Efficient and Accurate Prompt Optimization: the Benefit of Memory in Exemplar-Guided Reflection
Cilin Yan, Jingyun Wang, Lin Zhang, Ruihui Zhao, Xiaopu Wu, Kai Xiong, Qingsong Liu, Guoliang Kang, Yangyang Kang
TL;DR
Automatic prompt optimization often relies on failure-focused feedback and exemplar retrieval, but prior approaches neglect historical feedback and optimal exemplar selection. The authors propose Exemplar-Guided Reflection with Memory (ERM), a framework that uses an instructive meta-prompt to generate diverse exemplars with detailed solutions, stores feedbacks in a Feedback Memory, and pre-assesses exemplars in an Exemplar Factory.
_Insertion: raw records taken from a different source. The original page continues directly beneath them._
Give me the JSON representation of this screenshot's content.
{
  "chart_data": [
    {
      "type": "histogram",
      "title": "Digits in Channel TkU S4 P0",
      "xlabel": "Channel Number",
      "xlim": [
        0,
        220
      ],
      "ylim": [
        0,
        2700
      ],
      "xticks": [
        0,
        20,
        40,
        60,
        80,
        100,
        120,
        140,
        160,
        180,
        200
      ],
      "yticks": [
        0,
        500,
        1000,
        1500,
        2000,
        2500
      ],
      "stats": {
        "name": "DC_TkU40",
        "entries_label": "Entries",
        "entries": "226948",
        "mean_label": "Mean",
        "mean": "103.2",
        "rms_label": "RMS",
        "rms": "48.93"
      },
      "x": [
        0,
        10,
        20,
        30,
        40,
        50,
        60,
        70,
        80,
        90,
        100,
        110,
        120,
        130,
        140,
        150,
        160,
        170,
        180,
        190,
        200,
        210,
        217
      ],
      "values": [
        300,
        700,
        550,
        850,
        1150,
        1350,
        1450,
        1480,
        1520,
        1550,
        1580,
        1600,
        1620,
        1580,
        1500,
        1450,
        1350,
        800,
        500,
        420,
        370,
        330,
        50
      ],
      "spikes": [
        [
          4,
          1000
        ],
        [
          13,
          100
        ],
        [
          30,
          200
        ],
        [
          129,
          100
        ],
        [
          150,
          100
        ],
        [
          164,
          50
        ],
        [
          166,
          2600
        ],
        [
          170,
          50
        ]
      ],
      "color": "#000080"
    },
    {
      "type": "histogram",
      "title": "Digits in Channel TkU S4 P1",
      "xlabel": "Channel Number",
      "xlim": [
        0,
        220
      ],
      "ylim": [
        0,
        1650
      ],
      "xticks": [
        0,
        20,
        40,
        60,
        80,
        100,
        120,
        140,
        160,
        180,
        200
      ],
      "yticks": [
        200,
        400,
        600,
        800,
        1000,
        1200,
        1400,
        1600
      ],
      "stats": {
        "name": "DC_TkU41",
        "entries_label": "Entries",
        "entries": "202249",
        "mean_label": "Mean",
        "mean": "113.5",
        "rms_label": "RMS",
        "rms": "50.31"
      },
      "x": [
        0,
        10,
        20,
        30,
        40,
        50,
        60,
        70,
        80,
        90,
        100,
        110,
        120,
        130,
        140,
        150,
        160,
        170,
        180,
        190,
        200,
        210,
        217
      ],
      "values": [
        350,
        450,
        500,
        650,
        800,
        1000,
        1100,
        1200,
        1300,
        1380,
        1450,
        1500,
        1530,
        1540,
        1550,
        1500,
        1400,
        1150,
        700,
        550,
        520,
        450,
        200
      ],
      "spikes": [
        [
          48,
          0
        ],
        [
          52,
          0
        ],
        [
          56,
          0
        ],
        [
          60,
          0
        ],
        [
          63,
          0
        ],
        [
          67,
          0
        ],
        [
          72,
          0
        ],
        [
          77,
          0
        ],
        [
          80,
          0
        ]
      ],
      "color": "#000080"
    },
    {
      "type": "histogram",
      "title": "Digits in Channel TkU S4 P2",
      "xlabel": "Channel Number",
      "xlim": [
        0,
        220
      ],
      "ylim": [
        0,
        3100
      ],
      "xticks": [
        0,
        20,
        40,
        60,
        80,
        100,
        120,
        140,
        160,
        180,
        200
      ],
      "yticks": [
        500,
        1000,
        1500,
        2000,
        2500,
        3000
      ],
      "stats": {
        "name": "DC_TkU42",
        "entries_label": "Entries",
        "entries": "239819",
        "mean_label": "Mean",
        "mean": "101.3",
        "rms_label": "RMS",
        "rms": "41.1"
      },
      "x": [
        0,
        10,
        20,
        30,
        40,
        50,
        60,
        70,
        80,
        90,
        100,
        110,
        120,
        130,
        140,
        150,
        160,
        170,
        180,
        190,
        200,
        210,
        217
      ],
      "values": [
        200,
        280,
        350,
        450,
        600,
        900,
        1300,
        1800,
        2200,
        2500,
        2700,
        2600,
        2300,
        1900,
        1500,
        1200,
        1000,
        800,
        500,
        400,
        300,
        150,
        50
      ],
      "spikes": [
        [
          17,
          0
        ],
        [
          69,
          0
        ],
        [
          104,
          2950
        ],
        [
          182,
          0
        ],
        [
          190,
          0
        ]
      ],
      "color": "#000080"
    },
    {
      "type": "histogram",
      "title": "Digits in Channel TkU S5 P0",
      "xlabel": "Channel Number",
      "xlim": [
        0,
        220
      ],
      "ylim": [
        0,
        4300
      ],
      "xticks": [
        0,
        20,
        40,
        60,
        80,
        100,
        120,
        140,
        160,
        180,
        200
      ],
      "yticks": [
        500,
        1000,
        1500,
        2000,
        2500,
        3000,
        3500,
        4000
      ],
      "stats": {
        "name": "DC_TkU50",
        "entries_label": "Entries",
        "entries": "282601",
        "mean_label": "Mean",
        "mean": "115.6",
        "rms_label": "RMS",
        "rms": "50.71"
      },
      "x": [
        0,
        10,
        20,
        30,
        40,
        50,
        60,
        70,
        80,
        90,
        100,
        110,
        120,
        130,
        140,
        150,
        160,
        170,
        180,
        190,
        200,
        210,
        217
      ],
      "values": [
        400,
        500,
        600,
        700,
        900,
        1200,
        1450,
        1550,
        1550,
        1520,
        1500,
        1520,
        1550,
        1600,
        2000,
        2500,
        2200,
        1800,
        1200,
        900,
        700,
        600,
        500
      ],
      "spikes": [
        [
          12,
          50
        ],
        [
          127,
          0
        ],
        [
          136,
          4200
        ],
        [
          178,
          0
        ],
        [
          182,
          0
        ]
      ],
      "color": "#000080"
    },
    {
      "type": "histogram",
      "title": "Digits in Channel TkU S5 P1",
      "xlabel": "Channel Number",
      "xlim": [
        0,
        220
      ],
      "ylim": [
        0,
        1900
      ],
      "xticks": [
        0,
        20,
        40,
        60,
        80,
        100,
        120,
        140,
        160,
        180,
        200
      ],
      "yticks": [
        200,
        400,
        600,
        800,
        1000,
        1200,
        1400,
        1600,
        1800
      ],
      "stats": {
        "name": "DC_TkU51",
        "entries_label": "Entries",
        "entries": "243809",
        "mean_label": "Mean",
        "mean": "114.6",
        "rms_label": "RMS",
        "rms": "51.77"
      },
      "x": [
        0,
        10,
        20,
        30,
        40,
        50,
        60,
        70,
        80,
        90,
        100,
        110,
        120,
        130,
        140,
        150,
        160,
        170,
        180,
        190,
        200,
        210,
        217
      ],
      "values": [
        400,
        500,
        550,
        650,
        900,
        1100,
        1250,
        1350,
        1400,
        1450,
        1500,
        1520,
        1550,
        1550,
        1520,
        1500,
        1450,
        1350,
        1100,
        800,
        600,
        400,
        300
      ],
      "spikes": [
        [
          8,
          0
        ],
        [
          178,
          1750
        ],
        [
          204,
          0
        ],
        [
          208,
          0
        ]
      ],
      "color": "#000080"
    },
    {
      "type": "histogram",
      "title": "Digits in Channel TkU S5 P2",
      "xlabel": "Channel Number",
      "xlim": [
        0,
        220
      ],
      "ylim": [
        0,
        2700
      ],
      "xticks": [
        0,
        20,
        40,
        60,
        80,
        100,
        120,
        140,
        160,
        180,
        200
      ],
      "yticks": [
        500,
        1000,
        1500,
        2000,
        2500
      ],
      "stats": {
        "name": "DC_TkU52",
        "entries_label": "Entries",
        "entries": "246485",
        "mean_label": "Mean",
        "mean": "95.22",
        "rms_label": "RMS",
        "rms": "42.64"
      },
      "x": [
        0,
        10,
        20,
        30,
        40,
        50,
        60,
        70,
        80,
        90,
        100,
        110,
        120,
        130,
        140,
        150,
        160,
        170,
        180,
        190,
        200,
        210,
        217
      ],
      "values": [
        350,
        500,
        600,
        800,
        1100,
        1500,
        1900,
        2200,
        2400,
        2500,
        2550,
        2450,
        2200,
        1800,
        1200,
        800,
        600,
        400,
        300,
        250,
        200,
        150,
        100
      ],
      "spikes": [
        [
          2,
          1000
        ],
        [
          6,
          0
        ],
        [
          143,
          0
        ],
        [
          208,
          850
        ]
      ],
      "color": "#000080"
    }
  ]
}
ERM retrieves high-quality exemplars during inference and leverages memory-driven feedback to accelerate prompt refinement, achieving notable gains (e.g., LIAR F1 +10.1; WebNLG Rouge-L +3.9) and roughly halving optimization steps compared to ProTeGi. Overall, ERM demonstrates strong cross-task improvements and offers a scalable path to more efficient and accurate prompt optimization.
Abstract
Automatic prompt engineering aims to enhance the generation quality of large language models (LLMs). Recent works utilize feedbacks generated from erroneous cases to guide the prompt optimization. During inference, they may further retrieve several semantically-related exemplars and concatenate them to the optimized prompts to improve the performance. However, those works only utilize the feedback at the current step, ignoring historical and unseleccted feedbacks which are potentially beneficial. Moreover, the selection of exemplars only considers the general semantic relationship and may not be optimal in terms of task performance and matching with the optimized prompt. In this work, we propose an Exemplar-Guided Reflection with Memory mechanism (ERM) to realize more efficient and accurate prompt optimization. Specifically, we design an exemplar-guided reflection mechanism where the feedback generation is additionally guided by the generated exemplars. We further build two kinds of memory to fully utilize the historical feedback information and support more effective exemplar retrieval. Empirical evaluations show our method surpasses previous state-of-the-arts with less optimization steps, i.e., improving F1 score by 10.1 on LIAR dataset, and reducing half of the optimization steps on ProTeGi.